The take-home problem for candidates for pivotal life sciences (data scientist).

These exercises are not meant to take you long, the expected work time is < 4 hours. We are looking for a candidate who can demonstrate their ability to learn new technologies and solve problems. We are not looking for a candidate who can solve these problems in the shortest amount of time.

You are free to present the information in any way you desire, while jupyter notebooks are preferred, but not required (there is no penalty for using a different format, use whatever you think you will perform strongest with).

Submission Instructions

All answers should be in the form of a pull request from a fork of this repository (being able to use git basics is a requirement for this position). You will not be able to push/merge branches directly (you do not have permissions) so please fork this repository and submit a pull request from there (via "contribute").

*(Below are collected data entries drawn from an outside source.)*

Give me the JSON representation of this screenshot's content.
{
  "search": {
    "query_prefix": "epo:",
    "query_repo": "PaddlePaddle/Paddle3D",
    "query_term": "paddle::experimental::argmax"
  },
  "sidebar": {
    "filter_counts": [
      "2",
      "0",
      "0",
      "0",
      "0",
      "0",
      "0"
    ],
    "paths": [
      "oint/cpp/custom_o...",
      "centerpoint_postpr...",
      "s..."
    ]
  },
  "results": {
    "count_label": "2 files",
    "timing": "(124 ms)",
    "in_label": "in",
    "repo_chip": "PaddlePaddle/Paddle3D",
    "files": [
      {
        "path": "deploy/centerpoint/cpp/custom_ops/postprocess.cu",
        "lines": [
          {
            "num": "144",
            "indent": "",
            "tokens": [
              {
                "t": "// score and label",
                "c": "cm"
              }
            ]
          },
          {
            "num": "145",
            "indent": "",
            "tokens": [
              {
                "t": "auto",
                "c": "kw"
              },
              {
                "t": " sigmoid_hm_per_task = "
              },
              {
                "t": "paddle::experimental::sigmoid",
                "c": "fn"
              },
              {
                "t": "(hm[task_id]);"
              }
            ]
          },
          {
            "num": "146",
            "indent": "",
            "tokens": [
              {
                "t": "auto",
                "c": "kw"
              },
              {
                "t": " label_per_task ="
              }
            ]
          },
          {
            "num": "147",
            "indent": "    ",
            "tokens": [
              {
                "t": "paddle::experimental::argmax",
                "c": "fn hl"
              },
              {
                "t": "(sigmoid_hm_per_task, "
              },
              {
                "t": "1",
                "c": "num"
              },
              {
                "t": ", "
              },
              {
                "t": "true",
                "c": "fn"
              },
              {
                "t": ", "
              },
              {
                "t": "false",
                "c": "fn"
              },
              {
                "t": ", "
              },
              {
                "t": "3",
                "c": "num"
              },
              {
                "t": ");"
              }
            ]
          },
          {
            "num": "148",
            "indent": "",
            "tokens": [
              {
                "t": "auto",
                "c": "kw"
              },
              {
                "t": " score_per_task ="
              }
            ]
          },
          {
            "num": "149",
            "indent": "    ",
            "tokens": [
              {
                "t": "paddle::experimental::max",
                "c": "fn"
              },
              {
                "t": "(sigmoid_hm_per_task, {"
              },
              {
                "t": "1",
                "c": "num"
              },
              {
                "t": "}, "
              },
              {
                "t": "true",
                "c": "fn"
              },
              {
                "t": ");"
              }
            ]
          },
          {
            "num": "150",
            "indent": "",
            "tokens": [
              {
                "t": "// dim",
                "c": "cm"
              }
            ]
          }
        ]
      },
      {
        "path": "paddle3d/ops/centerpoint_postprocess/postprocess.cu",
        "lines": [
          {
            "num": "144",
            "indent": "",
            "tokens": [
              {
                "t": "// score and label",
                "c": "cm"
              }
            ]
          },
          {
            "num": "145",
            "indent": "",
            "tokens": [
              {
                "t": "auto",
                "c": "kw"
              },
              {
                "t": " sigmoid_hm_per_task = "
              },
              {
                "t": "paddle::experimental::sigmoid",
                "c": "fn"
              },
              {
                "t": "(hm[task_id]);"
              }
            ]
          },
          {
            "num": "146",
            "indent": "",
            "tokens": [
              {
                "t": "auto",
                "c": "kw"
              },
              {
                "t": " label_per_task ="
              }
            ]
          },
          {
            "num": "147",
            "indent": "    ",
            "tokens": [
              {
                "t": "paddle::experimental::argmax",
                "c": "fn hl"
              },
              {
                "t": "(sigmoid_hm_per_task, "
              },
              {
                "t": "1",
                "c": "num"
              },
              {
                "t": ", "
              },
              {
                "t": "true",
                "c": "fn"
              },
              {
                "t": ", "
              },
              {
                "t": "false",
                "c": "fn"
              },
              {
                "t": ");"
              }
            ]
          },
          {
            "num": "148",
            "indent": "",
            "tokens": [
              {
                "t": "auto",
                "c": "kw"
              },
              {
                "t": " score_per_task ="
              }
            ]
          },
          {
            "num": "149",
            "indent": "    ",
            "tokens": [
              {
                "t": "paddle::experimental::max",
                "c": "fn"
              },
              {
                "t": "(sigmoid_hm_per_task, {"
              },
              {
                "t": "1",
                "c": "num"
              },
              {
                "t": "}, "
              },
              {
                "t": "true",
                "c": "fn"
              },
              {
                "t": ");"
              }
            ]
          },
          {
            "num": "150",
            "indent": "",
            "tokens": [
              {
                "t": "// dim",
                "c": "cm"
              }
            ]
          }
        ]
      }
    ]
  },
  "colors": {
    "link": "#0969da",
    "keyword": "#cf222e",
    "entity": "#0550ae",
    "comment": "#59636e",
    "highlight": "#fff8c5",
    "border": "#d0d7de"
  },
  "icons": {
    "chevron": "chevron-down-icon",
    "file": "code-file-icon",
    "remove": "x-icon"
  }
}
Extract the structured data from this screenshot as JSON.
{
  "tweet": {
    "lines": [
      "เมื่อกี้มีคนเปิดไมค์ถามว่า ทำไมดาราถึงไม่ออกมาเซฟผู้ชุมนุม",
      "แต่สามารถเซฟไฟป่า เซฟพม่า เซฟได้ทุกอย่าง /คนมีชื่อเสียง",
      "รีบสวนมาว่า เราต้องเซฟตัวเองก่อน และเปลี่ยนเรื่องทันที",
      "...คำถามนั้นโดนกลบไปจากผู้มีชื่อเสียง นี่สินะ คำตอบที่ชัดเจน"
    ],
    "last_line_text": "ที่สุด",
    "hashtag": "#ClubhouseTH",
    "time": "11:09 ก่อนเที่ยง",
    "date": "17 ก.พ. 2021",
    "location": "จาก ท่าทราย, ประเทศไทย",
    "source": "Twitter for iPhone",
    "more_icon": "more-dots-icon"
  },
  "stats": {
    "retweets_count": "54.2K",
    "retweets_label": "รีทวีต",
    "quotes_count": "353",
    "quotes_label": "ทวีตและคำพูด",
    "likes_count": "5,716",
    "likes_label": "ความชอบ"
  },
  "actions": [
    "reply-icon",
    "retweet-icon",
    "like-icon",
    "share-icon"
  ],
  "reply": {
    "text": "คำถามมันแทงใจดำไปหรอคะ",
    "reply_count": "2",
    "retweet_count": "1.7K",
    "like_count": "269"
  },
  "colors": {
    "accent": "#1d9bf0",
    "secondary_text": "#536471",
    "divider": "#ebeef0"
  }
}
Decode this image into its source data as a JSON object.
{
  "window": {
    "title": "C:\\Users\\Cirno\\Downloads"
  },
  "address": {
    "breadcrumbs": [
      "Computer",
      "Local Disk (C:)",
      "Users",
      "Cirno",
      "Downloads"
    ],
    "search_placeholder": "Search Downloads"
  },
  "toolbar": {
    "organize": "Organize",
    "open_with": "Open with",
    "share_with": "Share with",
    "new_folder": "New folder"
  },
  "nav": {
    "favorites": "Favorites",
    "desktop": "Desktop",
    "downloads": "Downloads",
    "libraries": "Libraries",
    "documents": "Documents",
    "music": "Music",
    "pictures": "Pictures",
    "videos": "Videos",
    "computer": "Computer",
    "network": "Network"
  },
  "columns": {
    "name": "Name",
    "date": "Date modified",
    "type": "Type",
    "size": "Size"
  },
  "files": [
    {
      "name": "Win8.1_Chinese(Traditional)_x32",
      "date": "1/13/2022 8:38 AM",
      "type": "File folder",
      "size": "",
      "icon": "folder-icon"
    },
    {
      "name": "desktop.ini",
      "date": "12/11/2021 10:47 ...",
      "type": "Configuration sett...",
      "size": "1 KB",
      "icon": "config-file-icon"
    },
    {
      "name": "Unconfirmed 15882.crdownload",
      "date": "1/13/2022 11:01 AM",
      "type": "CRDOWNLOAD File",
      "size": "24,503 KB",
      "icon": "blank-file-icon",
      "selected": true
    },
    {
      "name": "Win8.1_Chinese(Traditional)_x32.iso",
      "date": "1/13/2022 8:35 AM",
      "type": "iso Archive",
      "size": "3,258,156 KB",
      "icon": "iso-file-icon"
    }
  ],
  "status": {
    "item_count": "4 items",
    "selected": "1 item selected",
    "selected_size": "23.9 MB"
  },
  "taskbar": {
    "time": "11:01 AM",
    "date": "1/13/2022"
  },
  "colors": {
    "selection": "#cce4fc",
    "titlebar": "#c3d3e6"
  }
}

Choose 1 exercise to complete from the following list:

There is NO preferred exercise!

Exercise 1: Chess data

The file chess_games.csv is a collection of chess games from Lichess and Chess.com along with a collection of metrics of each player's performance during the game (the actual game is not included).

The task is this: Determine the difference in player behavior when they’re winning vs losing vs maintaining their elo score

Be sure to look at the problem carefully, while we are looking at overall patterns amongst players, how you break up a player's performance into winning, losing, and maintaining is important.

If you have any questions please reach out to Travis at Travis.barton@pivotallifesciences.com.

Exercise 2: Financial data

This exercise is a BYOD (bring your own data) exercise. You are free to use any data you wish, but you must either include the data as a file in the repository or provide a link to the data in the README.md file. (No matter what you choose, you must explain why you chose this particular data set).

The task is this: which companies inside the XBI index were hit the hardest by the latest market downturn? Why?

This problem is equally graded on a candidate's ability to communicate their thought process as it is their ability to pull and extract meaningful data for a problem.

If you have any questions please reach out to Travis at Travis.barton@pivotallifesciences.com

Exercise 3: Reddit Data

The file askscience_data.csv is a collection of posts from the subreddit r/askscience. The task is comes with two parts:

Determine the attributes of a successful post on r/askscience
Build a model that can predict the score of a post on r/askscience given at least the title and body of the post (There is no need to limit it to just the title and body, but you must explain why you chose the features you did).